I had planned well, I thought. I went to my 4pm lesson in concert black attire, with dinner (Zone-friendly string cheese + 2 slices luncheon ham + medium honeycrisp apple + walnuts and roasted squash seeds) packed in my bag. I figured if I left by 5:30 I could make my 6:30 call, as it is usually 30-40 minutes in rush hour.
Lesson was great, BTW. The student before me ran over, by design, I discovered. There was no student after me, as T- planned on running over with me on the other end. So I had a half hour of observing one of T-'s old students who had come back for an advanced brush-up on Haydn C. Then I had a little over an hour for my lesson, G major scale concentrating on intonation in the upper 2 octaves, and revisiting Lee #1. I've been working on memorizing it, a topic for another post, and it is amazing how much new technique gets overlaid each time I have a lesson on this etude.
Anyway, I left the lesson room at 5:20, and was exiting the parking lot by 5:30. Then I ran into one nail-biting back-up after another. The details don't sound as exciting today, but I was sweating, and grateful to end up only 10 minutes late for call.
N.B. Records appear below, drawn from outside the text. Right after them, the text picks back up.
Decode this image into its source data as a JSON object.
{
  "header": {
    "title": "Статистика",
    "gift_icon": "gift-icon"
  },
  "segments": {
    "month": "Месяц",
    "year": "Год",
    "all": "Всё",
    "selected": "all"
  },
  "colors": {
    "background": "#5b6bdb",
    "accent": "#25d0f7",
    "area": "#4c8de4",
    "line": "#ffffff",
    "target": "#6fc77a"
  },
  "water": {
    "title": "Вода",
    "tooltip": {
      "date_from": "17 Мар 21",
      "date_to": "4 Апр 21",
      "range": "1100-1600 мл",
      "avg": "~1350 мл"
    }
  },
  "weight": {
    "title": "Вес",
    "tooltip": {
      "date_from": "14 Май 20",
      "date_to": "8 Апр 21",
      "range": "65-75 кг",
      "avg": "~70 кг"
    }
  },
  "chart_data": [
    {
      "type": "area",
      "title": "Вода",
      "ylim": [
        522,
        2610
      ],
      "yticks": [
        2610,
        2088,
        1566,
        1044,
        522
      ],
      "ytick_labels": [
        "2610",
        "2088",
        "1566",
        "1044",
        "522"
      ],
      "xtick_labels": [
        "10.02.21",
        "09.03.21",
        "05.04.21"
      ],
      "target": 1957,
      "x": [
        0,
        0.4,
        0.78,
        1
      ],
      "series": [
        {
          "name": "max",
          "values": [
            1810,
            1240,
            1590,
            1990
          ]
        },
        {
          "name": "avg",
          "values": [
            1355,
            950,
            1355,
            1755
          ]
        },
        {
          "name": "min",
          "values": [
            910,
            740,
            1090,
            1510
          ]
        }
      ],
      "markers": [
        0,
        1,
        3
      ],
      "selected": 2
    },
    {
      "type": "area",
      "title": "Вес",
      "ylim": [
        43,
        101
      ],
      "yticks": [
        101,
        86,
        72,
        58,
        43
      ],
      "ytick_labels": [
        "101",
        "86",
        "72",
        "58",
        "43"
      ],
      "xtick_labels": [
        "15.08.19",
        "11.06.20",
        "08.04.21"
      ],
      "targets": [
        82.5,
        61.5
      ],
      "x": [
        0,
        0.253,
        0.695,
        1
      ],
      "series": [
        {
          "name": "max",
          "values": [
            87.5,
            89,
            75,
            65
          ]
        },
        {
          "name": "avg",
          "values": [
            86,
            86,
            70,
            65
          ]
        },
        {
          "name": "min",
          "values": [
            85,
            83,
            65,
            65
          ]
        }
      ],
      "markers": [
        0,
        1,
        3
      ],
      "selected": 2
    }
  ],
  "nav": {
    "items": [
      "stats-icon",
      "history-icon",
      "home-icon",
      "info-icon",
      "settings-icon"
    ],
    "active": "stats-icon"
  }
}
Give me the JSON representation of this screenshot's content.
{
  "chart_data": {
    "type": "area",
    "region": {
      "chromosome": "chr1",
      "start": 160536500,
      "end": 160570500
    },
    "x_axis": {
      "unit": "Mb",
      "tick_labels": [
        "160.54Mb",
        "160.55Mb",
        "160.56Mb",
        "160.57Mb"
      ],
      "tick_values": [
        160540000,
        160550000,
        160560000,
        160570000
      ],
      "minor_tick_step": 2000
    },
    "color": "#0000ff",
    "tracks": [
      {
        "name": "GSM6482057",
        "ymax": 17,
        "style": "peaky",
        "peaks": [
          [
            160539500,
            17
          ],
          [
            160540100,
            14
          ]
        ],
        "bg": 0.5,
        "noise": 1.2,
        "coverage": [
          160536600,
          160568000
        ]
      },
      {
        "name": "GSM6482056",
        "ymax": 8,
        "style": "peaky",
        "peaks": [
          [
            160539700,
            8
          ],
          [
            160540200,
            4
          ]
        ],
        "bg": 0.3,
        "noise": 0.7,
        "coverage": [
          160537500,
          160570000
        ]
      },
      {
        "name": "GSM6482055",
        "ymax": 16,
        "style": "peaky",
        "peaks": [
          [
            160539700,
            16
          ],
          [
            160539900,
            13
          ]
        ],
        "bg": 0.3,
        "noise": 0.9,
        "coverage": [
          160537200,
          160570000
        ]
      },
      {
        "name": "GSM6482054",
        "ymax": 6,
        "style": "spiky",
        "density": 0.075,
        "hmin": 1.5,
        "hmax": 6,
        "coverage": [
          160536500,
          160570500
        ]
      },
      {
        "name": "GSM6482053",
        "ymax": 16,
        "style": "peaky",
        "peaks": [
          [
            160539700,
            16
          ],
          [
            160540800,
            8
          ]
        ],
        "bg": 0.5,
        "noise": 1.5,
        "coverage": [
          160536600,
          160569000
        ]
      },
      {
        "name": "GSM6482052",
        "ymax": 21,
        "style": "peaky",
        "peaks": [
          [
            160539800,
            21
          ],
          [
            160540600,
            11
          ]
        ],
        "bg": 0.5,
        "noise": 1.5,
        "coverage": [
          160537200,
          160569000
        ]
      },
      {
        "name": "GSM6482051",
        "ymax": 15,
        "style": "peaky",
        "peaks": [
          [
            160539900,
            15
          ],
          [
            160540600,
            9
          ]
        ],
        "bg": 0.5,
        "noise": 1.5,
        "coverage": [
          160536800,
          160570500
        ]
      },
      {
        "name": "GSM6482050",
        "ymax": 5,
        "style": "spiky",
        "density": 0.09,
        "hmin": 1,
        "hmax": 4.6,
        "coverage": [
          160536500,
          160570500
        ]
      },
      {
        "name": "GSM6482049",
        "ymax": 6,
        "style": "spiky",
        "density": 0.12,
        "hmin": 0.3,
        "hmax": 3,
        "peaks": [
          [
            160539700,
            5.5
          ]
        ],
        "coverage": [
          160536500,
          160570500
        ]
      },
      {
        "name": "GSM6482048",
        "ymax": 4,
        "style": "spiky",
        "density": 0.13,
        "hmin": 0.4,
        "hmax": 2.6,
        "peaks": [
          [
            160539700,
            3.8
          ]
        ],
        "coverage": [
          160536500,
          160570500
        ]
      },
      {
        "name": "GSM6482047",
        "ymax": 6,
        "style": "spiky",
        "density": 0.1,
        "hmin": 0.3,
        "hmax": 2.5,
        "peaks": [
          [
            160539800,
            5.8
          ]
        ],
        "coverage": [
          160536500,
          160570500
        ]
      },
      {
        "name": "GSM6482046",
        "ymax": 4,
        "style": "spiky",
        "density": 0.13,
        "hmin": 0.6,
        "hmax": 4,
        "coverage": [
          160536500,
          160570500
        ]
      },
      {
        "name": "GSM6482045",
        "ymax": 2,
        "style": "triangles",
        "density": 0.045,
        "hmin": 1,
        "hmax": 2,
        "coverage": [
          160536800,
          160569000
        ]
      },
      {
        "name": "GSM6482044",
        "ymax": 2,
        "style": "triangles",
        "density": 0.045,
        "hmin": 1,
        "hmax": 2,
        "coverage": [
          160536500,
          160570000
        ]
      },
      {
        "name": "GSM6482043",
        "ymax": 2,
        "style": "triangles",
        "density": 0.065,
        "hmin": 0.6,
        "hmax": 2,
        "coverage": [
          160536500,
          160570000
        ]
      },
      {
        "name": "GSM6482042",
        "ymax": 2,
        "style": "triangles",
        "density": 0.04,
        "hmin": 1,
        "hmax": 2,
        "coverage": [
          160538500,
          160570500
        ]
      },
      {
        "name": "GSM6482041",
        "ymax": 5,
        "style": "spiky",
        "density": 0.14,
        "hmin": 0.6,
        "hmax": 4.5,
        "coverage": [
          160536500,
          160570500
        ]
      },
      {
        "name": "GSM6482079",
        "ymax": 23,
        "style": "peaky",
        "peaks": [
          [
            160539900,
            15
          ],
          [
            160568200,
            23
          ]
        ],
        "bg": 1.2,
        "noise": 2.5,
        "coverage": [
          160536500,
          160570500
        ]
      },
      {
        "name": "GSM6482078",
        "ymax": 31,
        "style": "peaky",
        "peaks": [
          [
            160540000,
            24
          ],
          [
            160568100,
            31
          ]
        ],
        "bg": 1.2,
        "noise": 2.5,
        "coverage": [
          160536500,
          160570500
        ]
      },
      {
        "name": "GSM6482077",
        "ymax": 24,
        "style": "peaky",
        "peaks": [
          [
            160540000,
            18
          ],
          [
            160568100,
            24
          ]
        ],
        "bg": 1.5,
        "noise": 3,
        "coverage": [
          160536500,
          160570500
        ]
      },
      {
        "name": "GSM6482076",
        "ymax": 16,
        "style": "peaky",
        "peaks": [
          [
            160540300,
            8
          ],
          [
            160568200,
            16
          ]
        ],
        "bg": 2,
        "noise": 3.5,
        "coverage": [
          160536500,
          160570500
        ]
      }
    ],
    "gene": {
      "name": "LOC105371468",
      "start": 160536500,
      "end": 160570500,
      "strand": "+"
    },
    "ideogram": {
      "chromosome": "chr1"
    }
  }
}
We have had horrible traffic since the snow started seriously falling last week. I surely hope people remember how to drive here again, soon.
The concert was anticlimactic. DH caught this pic, so I can show you the set-up. The orchestra is in a pit formed by surrounding elevated walkways, where speakers, singers and dancers moved above us. You can see the front row of cellos on the big screen - my head is in the leftmost corner.